AT&T has just filed a lawsuit against Nashville to stop a new rule, which was designed to speed up the Google Fiber deployment. The lawsuit was filed in the US District Court in Nashville and it was passed just a couple of days after the Nashville Metro Council passed a “One Touch Make Ready” rule.
The “One Touch Make Ready” rule allowed faster access for new ISPs to the utility poles. The rule allowed a single company to make all necessary wire arrangements on utility poles by themselves, rather than waiting for major companies such as Comcast and AT&T to send their crews to move the wires and do other necessary work.
The lawsuit from AT&T claims that the rule was preempted by Federal Communications Commission pole attachment regulations. They further added that the rule disregards and violates their long lasting pole attachment contract with Nashville. AT&T also added that they want the officials to declare that the recently passed ordinance is unlawful. Reports say that AT&T is also looking for a permanent injection to prevent the practice of this ordinance.
AT&T argued by stating that the Nashville ordinance lets companies “temporarily seize AT&T’s property, and… alter or relocate AT&T’s property, without AT&T’s consent and with little notice. AT&T would be deprived of an adequate opportunity to assess the potential for network disruption caused by the alteration or relocation, and to specify and oversee the work on AT&T’s own facilities to ensure any potential for harm to its network, including harm to the continuity and quality of service to its customers, is minimized.”

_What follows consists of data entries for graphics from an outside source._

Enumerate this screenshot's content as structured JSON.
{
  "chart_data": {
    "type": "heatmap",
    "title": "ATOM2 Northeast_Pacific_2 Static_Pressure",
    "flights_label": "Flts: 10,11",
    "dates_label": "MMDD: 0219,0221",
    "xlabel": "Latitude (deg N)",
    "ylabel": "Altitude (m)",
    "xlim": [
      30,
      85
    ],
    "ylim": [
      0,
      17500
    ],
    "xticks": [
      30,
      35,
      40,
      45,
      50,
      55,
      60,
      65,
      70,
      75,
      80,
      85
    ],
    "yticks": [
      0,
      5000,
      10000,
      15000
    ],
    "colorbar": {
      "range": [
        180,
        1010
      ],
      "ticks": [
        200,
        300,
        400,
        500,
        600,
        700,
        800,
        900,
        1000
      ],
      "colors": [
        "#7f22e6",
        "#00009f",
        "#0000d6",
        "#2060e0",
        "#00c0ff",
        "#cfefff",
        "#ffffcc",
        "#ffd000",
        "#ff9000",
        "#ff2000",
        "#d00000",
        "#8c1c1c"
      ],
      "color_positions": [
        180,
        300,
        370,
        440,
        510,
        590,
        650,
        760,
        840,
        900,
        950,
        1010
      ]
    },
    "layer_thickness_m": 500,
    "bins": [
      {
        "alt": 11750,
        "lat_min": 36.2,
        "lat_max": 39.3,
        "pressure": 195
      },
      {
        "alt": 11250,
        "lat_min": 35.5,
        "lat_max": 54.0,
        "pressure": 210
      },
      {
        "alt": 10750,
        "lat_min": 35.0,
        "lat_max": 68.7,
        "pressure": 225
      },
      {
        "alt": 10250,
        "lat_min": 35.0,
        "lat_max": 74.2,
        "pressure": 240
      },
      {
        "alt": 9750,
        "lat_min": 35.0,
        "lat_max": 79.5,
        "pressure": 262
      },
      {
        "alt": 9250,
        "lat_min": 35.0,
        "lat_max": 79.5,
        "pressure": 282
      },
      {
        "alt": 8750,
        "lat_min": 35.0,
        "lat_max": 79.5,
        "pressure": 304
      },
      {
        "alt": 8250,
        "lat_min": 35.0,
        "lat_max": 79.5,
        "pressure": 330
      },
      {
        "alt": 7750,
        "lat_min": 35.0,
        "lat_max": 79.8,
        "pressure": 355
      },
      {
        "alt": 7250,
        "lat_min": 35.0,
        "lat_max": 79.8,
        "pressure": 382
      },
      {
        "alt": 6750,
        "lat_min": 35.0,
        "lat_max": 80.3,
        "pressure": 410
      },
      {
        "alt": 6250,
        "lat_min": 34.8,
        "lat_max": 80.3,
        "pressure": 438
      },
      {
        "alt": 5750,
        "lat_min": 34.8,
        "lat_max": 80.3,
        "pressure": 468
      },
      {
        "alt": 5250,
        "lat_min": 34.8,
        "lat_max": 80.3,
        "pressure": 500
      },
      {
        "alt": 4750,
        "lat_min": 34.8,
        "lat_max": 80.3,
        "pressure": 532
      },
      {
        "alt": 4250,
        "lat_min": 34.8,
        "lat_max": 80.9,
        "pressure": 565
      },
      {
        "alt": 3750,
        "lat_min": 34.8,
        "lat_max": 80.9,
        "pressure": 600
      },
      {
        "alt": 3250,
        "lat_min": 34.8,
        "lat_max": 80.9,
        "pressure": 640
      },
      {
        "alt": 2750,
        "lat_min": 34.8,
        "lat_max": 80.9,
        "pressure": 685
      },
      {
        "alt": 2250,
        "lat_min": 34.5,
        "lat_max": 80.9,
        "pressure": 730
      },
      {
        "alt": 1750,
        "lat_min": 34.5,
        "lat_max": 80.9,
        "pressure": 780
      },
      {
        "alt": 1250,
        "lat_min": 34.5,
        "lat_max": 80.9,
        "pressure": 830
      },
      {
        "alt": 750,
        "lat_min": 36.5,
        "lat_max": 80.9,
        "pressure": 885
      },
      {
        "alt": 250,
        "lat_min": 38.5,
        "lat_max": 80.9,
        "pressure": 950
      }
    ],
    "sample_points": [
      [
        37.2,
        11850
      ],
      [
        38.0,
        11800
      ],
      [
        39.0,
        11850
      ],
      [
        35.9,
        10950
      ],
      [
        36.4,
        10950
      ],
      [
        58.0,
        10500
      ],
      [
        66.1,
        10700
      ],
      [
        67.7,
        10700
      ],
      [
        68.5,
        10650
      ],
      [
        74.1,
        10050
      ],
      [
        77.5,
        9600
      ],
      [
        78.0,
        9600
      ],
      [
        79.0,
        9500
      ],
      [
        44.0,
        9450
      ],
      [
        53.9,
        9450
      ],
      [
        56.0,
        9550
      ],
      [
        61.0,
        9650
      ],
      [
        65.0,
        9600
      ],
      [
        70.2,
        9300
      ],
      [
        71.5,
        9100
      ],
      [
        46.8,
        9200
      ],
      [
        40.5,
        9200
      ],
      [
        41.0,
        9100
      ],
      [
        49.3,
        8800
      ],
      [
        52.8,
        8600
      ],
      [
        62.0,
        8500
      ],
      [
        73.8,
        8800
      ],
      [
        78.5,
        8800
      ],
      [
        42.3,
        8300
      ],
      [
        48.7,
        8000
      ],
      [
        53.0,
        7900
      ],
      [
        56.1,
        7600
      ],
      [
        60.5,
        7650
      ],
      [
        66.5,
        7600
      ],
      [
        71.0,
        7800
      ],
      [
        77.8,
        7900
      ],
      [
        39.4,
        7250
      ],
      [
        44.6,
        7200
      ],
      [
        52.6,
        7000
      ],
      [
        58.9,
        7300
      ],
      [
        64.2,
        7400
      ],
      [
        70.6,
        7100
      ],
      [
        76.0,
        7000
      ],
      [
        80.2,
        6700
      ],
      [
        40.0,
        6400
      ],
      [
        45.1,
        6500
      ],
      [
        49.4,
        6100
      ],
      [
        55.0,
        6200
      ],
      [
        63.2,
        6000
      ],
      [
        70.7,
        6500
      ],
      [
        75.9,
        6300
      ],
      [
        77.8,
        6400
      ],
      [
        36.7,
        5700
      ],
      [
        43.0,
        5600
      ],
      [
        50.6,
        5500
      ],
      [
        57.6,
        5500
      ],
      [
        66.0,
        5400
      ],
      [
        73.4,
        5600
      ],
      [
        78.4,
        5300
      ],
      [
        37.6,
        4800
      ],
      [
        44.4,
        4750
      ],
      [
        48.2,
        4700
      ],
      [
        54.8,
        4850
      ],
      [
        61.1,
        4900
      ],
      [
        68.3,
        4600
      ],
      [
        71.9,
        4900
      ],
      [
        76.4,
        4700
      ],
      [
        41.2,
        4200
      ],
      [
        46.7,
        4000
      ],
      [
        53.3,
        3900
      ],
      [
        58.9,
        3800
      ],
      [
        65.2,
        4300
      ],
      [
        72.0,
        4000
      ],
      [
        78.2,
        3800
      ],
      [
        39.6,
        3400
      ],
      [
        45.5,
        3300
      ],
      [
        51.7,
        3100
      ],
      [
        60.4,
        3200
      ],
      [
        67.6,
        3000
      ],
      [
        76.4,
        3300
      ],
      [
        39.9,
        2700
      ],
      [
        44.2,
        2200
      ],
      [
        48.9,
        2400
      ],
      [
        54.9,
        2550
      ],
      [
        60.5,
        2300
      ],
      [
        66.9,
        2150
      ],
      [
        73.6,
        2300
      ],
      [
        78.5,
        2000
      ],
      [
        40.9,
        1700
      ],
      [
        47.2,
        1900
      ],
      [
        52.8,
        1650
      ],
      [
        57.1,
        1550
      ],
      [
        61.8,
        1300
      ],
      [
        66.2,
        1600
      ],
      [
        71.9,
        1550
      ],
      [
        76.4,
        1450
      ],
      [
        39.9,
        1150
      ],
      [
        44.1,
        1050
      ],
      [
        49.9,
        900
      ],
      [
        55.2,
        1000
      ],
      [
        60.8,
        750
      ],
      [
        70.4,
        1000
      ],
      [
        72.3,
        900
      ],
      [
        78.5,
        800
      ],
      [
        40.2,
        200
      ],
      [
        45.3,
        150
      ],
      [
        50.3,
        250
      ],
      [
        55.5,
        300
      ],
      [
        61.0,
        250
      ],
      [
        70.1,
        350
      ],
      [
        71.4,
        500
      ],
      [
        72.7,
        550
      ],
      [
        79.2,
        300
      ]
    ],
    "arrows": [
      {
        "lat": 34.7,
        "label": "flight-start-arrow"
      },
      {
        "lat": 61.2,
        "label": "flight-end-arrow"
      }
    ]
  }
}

AT&T has also complained that the crewmembers of Google Fiber do not follow the safety codes and outlined the potential consequences, which might happen due to it. In the complaint, AT&T wrote that, “If a copper feeder cable were damaged, 1,000 or more residential customers could lose service, and business customers without redundant service would also lose service.”
“Some of AT&T’s aerial fiber facilities are used to provide high-capacity switched Ethernet services to various customers including police and fire stations, and to wireless carriers that use the fiber to carry wireless traffic to and from their cell towers. Damage to these facilities could knock out service to emergency responders, and take a cell tower out of service,” AT&T added.
AT&T also reminded the officials that their contract with Nashville Electric Service allowed them to “place, maintain, rearrange, transfer, and remove its own attachments. Nothing in this contract permits Metro Nashville to rearrange or transfer AT&T’s facilities (except in the event of an emergency) or to grant third parties such rights.”